Entering this fascinating exhibition (on view through July 13, 2019) is a joyfully kaleidoscopic experience. Wieser overwhelms the senses with optical illusions, color repetitions, and distortions of perspective, scale, and timeframe. A collage of photographic fragments around the walls—images of antique statues, film stills from the 1970s BBC series I Claudius, and contemporary portraits—creates a trompe l’oeil effect. Various brightly colored, hand-crafted wooden sculptures resembling vases, installed on a large central plinth, find formal parallels around the room, echoed in the bold geometric patterns of the ceramic tiles lining the plinth and two benches and in magnified shapes within the wall decor. For example, a round pink bottle form seems to ricochet across the space between repeated photographs of a large pink ball; yellow, blue, black, and red sculptural elements are reprised in two dimensions on the hand-painted tiles, which recall the later geometric works of Wassily Kandinsky. Wieser apprenticed as a blacksmith before receiving an MA in painting from the Akademie der Bildende Künste in Munich, and this training is reflected in the multidisciplinary nature of her work.

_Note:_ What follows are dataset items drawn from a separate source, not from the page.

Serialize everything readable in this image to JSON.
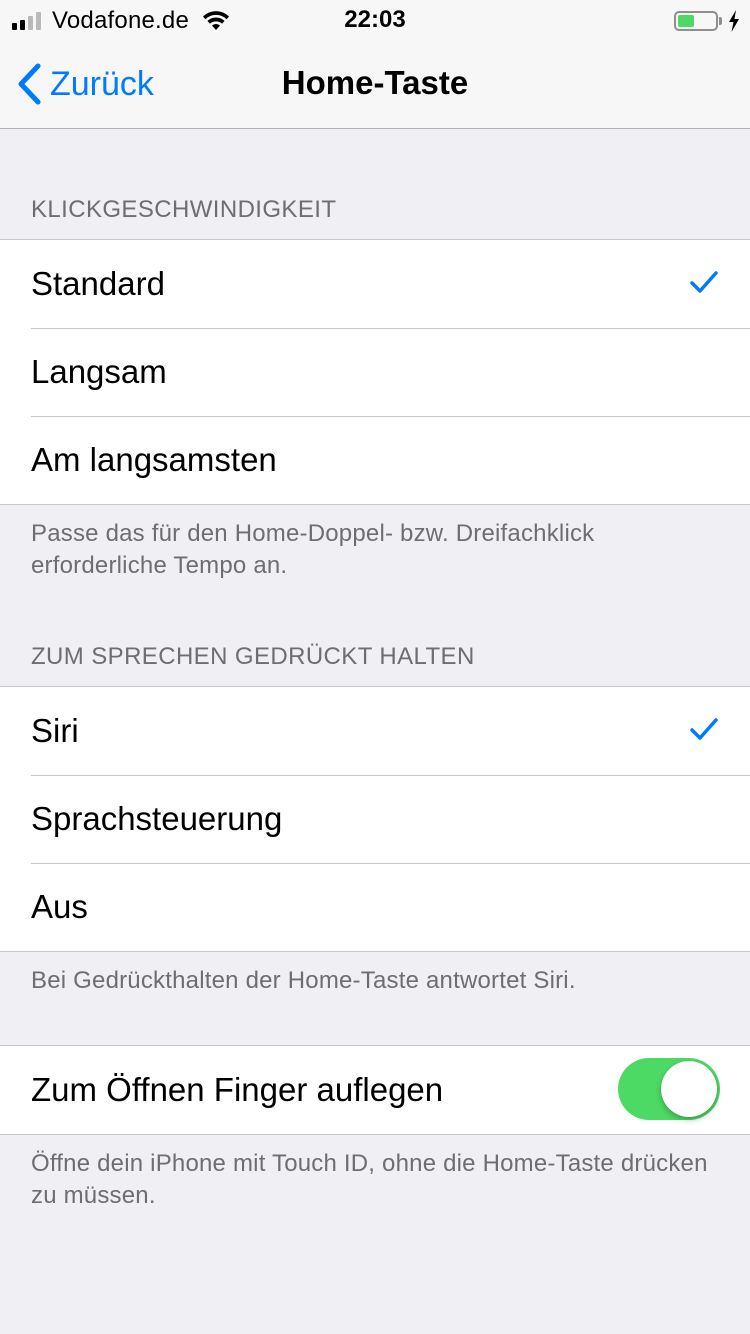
{
  "status_bar": {
    "carrier": "Vodafone.de",
    "time": "22:03",
    "battery_level": 0.45
  },
  "nav": {
    "back_label": "Zurück",
    "title": "Home-Taste"
  },
  "click_speed": {
    "header": "KLICKGESCHWINDIGKEIT",
    "options": [
      {
        "label": "Standard",
        "selected": true
      },
      {
        "label": "Langsam",
        "selected": false
      },
      {
        "label": "Am langsamsten",
        "selected": false
      }
    ],
    "footer": "Passe das für den Home-Doppel- bzw. Dreifachklick erforderliche Tempo an."
  },
  "press_and_hold": {
    "header": "ZUM SPRECHEN GEDRÜCKT HALTEN",
    "options": [
      {
        "label": "Siri",
        "selected": true
      },
      {
        "label": "Sprachsteuerung",
        "selected": false
      },
      {
        "label": "Aus",
        "selected": false
      }
    ],
    "footer": "Bei Gedrückthalten der Home-Taste antwortet Siri."
  },
  "rest_finger": {
    "label": "Zum Öffnen Finger auflegen",
    "enabled": true,
    "footer": "Öffne dein iPhone mit Touch ID, ohne die Home-Taste drücken zu müssen."
  },
  "colors": {
    "accent": "#007aff",
    "toggle_on": "#4cd964",
    "background": "#efeff4",
    "secondary_text": "#6d6d72"
  }
}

Wieser’s longstanding interest in antiquity chimes perfectly with the unique setting of the London Mithraeum, where her forms reverberate with hundreds of Roman artifacts recovered during the site’s restoration in the 1950s. This trove, permanently displayed in a vast glass cabinet along one wall, includes an array of mosaic fragments, earthenware pots, shoes, coins, and jewelry offering insights into the lifestyle of the capital’s inhabitants nearly 2,000 years ago. In a happy fusion of past and present, iPads offer visitors an in-depth exploration of each artifact.

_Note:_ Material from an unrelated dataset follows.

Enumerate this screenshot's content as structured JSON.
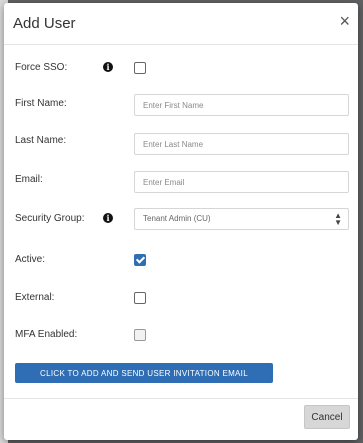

In keeping with this context, Wieser wittily exploits the clash of temporal dimensions. On one wall, a photograph of a classical statue in profile is placed near three images of a nose, prompting questions as to whether the nose belongs to an actor playing a Roman hero or to an ancient statue. Likewise, is the stone wall framing the noses a preserved ruin or part of the wallpaper? In a further visual joke, the noses are positioned so that they appear to be sniffing the vase sculptures. And then, suddenly, a sliver of colorful fabric or a glimpse of a woman’s bobbed hair alongside the old-looking photographs yanks the viewer back into the present. Wieser constantly breaches expectations of spatial borders and depth of field. Heightening the sensory confusion, a multifaceted, mirrored cube in the middle of the room throws back refracted reflections and unites multiple viewpoints within the same plane. The work draws the viewer in, like a portal simultaneously opening onto different eras.

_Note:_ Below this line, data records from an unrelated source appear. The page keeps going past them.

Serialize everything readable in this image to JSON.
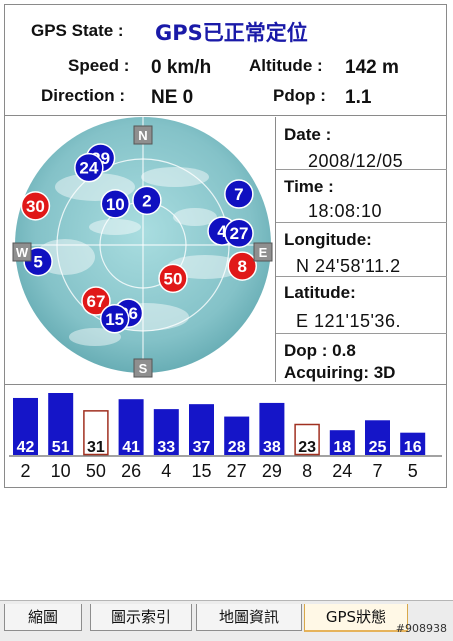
{
  "header": {
    "gps_state_label": "GPS State :",
    "gps_state_value": "GPS已正常定位",
    "speed_label": "Speed :",
    "speed_value": "0 km/h",
    "altitude_label": "Altitude :",
    "altitude_value": "142 m",
    "direction_label": "Direction :",
    "direction_value": "NE 0",
    "pdop_label": "Pdop :",
    "pdop_value": "1.1"
  },
  "compass": {
    "north": "N",
    "south": "S",
    "east": "E",
    "west": "W"
  },
  "sky_satellites": [
    {
      "id": "29",
      "color": "blue",
      "az": -26,
      "r": 0.82
    },
    {
      "id": "24",
      "color": "blue",
      "az": -35,
      "r": 0.8
    },
    {
      "id": "10",
      "color": "blue",
      "az": -34,
      "r": 0.42
    },
    {
      "id": "2",
      "color": "blue",
      "az": 5,
      "r": 0.38
    },
    {
      "id": "7",
      "color": "blue",
      "az": 62,
      "r": 0.92
    },
    {
      "id": "30",
      "color": "red",
      "az": -70,
      "r": 0.97
    },
    {
      "id": "4",
      "color": "blue",
      "az": 80,
      "r": 0.68
    },
    {
      "id": "27",
      "color": "blue",
      "az": 83,
      "r": 0.82
    },
    {
      "id": "8",
      "color": "red",
      "az": 102,
      "r": 0.86
    },
    {
      "id": "5",
      "color": "blue",
      "az": -99,
      "r": 0.9
    },
    {
      "id": "50",
      "color": "red",
      "az": 138,
      "r": 0.38
    },
    {
      "id": "67",
      "color": "red",
      "az": -140,
      "r": 0.62
    },
    {
      "id": "26",
      "color": "blue",
      "az": -168,
      "r": 0.59
    },
    {
      "id": "15",
      "color": "blue",
      "az": -159,
      "r": 0.67
    }
  ],
  "info": {
    "date_label": "Date :",
    "date_value": "2008/12/05",
    "time_label": "Time :",
    "time_value": "18:08:10",
    "longitude_label": "Longitude:",
    "longitude_value": "N  24'58'11.2",
    "latitude_label": "Latitude:",
    "latitude_value": "E 121'15'36.",
    "dop_label": "Dop : 0.8",
    "acquiring_label": "Acquiring: 3D"
  },
  "signal_bars": [
    {
      "snr": "42",
      "prn": "2",
      "level": 0.92,
      "used": true
    },
    {
      "snr": "51",
      "prn": "10",
      "level": 1.0,
      "used": true
    },
    {
      "snr": "31",
      "prn": "50",
      "level": 0.72,
      "used": false
    },
    {
      "snr": "41",
      "prn": "26",
      "level": 0.9,
      "used": true
    },
    {
      "snr": "33",
      "prn": "4",
      "level": 0.74,
      "used": true
    },
    {
      "snr": "37",
      "prn": "15",
      "level": 0.82,
      "used": true
    },
    {
      "snr": "28",
      "prn": "27",
      "level": 0.62,
      "used": true
    },
    {
      "snr": "38",
      "prn": "29",
      "level": 0.84,
      "used": true
    },
    {
      "snr": "23",
      "prn": "8",
      "level": 0.5,
      "used": false
    },
    {
      "snr": "18",
      "prn": "24",
      "level": 0.4,
      "used": true
    },
    {
      "snr": "25",
      "prn": "7",
      "level": 0.56,
      "used": true
    },
    {
      "snr": "16",
      "prn": "5",
      "level": 0.36,
      "used": true
    }
  ],
  "tabs": [
    {
      "label": "縮圖",
      "active": false
    },
    {
      "label": "圖示索引",
      "active": false
    },
    {
      "label": "地圖資訊",
      "active": false
    },
    {
      "label": "GPS狀態",
      "active": true
    }
  ],
  "watermark": "#908938",
  "colors": {
    "used_bar": "#1515c8",
    "unused_bar": "#a03020",
    "sat_blue": "#1010c0",
    "sat_red": "#e01818",
    "gps_state": "#1a1aa8",
    "sky": "#8fc9cc"
  }
}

Indeed, the London Mithraeum explicitly encourages a feeling of time travel through an immersive experience two floors below on the site of the old temple, where the dimly lit space is brought to life by Latin chants, worshippers’ footsteps, and projected columns of light. This sense of theater is not lost on Wieser, whose works call to mind stage props, most notably a monumental copper and tile throne placed against a backdrop of stills of actors in Roman dress. As business people rush around London’s financial district just beyond the door, it is easy to lose track of time and place, dazzled by the eye-catching colors and interplay of forms in “Shift.” One is reminded of the trope—immortalized by Shakespeare—of the world as a stage on which men and women are mere players. Weaving a thread between civilizations, Wieser presents humanity as a flowing continuum of which we are all a tiny part. It is a humbling, and uplifting, thought.